If I drew [a] spectrum of the highly rational to the highly intuitive, what I would have to say is that we don't spend much of our time at either of those extremes. We spend most of our time somewhere along the middle.

You have art writers who constantly celebrate the "intuition" extreme and think that this is the sort of apex of human existence, and you have scientists who by default, almost, dignify the other one. That's where they live, or that's where they'd like to live. They want to be able to make the kind of statements that push that boundary. What I would like to see is a conversation that admits that we spend most of our time somewhere in the middle, and we ought to find a way of thinking about it.

I suppose at the root of all this is the feeling that possibly the only way that humans can remain cooperative is by those of us who are artists or who are interested in the arts realizing that we have some kind of a job to do. It's no good anymore, as far as I'm concerned, for artists to just take the bohemian attitude of, oh, it just comes out of me, and I don't know what I'm doing, etc. I just can't stand that; I don't want this romantic attitude that says artists shouldn't be a part of this planet. This is a real job, and it has to do something. In Steven Johnson's The Innovator's Cookbook, coming out in October from Riverhead Books, he discusses how technologies spark innovation, not the other way around:


I think one thing that is interesting that I don't think people acknowledge is that normally we think that technologies arise out of good ideas. So somebody has a brilliant scientific notion or artistic notion and then they create the technology to realize it. But actually I more and more think that it's the technology that precedes the understanding of the principles. This is what happens in science a lot: a tool is invented, and the tool then leads to some new realization, something that you could now do or see or understand that you could never have understood before. I think that often happens in the arts. Think for instance of my favorite example—because it's the one I've spent my life working in—the recording studio.

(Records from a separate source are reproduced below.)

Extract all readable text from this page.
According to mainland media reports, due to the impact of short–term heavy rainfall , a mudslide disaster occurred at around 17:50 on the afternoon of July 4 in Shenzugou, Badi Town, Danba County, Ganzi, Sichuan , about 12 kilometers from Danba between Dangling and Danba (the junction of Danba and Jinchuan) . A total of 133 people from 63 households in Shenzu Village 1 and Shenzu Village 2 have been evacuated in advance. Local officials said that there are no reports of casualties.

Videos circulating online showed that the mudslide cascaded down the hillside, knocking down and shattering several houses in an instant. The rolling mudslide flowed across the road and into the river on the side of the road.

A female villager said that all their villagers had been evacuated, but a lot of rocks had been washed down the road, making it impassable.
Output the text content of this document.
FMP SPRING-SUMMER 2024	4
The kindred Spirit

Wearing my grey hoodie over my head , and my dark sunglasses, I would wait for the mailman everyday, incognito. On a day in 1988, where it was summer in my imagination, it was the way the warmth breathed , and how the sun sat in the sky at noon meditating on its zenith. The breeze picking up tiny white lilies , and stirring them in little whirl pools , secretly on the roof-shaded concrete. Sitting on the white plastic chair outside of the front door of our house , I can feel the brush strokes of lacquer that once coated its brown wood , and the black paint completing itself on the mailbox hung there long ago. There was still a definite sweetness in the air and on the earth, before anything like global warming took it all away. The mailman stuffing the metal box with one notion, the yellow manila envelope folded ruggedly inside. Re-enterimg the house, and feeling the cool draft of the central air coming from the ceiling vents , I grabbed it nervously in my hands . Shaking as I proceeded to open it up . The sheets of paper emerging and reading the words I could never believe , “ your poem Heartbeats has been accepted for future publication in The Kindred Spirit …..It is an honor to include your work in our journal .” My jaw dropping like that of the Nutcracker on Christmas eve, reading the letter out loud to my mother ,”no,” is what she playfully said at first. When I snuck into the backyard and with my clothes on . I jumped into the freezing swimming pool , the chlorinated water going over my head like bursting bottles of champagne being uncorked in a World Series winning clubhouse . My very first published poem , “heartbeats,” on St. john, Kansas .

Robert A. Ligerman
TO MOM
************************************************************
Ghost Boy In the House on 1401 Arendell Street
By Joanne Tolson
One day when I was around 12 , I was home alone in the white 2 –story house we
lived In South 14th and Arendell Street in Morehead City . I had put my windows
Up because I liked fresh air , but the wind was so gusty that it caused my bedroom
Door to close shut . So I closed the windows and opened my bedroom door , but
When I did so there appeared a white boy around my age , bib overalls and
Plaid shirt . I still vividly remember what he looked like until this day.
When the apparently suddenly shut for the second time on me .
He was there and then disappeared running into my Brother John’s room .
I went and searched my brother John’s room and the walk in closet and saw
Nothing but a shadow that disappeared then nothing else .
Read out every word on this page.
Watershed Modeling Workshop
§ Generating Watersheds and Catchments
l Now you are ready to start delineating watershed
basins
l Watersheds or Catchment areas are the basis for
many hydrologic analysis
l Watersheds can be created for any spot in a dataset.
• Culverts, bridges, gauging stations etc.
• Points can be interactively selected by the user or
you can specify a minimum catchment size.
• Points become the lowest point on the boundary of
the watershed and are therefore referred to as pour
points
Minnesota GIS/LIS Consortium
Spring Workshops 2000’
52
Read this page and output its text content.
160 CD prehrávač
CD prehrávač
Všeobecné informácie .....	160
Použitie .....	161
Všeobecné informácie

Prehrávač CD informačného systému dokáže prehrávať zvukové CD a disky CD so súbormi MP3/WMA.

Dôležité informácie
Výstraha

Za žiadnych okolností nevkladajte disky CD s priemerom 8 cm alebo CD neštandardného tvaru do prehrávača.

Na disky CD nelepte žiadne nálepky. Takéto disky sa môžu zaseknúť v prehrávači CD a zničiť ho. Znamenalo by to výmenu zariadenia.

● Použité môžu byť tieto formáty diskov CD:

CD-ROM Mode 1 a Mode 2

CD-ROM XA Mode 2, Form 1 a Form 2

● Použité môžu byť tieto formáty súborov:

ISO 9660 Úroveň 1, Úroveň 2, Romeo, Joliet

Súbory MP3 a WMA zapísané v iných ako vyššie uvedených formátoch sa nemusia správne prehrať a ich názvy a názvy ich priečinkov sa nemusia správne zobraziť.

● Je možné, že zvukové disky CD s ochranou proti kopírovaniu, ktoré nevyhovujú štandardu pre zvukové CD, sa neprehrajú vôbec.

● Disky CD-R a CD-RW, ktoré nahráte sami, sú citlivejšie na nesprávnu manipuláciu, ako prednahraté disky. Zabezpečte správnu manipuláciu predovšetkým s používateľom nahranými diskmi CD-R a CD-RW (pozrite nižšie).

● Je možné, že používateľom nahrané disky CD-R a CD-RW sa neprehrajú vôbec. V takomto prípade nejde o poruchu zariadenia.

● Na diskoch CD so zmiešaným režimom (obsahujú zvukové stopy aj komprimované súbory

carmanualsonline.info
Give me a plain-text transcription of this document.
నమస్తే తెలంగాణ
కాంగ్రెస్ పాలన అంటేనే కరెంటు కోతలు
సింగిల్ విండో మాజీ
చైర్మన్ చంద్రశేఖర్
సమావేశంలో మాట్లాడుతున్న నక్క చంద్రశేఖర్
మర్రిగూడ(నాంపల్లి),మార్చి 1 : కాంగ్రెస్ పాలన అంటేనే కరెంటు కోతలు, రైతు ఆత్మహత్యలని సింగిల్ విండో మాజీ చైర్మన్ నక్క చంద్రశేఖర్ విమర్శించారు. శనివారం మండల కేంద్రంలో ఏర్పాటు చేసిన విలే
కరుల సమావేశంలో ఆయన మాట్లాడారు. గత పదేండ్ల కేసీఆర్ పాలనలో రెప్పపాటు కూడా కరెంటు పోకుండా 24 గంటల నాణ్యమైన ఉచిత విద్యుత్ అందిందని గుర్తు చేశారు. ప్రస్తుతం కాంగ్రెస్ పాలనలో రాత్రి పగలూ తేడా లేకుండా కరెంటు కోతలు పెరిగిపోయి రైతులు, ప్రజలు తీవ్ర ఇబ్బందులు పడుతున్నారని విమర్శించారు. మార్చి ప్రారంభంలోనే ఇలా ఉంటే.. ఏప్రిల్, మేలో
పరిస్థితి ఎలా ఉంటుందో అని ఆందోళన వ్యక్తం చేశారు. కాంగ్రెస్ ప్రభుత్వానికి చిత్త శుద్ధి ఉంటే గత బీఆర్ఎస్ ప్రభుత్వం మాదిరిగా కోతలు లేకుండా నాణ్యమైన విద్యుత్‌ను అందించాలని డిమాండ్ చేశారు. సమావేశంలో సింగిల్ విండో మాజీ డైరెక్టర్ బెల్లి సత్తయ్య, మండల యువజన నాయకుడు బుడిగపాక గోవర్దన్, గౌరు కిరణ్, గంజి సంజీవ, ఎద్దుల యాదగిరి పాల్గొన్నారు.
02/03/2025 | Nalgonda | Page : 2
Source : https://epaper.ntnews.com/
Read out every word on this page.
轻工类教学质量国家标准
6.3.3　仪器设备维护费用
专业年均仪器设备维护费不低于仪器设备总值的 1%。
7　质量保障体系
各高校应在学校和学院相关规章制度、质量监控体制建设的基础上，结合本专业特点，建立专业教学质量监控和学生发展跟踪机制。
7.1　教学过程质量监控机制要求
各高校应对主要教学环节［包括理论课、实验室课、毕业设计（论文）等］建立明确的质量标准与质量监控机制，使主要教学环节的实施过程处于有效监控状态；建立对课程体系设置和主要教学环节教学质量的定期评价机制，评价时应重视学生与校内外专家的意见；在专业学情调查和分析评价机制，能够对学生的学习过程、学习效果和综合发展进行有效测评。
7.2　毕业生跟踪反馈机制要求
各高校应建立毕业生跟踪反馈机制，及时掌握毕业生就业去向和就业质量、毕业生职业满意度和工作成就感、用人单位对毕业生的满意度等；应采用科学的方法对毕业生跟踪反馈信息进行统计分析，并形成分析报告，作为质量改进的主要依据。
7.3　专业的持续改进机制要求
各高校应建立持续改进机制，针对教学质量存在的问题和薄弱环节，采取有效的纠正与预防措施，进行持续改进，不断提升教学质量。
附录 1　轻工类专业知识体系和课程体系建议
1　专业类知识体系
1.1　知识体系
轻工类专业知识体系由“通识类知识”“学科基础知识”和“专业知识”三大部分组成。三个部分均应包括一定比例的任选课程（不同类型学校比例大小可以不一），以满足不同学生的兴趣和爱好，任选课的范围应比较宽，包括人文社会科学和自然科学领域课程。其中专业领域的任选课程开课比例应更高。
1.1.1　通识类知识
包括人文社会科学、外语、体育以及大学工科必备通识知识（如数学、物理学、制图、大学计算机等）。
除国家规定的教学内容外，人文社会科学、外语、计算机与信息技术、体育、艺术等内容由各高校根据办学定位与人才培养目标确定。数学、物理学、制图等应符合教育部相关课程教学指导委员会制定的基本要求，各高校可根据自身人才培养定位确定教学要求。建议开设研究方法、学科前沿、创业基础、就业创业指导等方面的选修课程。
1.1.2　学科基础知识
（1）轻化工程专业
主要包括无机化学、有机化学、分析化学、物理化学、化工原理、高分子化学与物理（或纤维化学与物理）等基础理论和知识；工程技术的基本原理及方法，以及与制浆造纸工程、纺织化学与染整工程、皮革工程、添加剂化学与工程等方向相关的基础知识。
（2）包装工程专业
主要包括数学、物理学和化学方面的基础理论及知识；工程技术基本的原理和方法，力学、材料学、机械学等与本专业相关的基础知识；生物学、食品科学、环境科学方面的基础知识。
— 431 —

The multitrack studio was invented for completely mundane reasons so that engineers could could more easily balance the voice against the rest of the performers. They didn't have to make all those decisions before the recording; they could do it afterward. But of course, that humble invention gave rise to a whole different way of making music, really a different understanding of music completely.
Beyond Eno, Brockman's book contains Clay Shirky (author of Here Comes Everybody and Cognitive Surplus), Jaron Lanier (You Are Not a Gadget) and Douglass Rushkoff (author of Get Back in the Box: How Being Great at What You Do Is Great for Business, Life, Inc. and Program and Be Programmed) among many others. Johnson pulls from the minds of Clayton Christensen (The Innovator's Dilemma), Richard Florida (The Rise of the Creative Class), Tom Kelley (The Art of Innovation) and more. The two books also share Stewart Brand (author of Whole Earth Discipline among other books) as a contributor. Taken together, they make for a really interesting read about culture, innovation, the culture of innovation, and the innovation of culture. I highly recommend both books—and Brian Eno.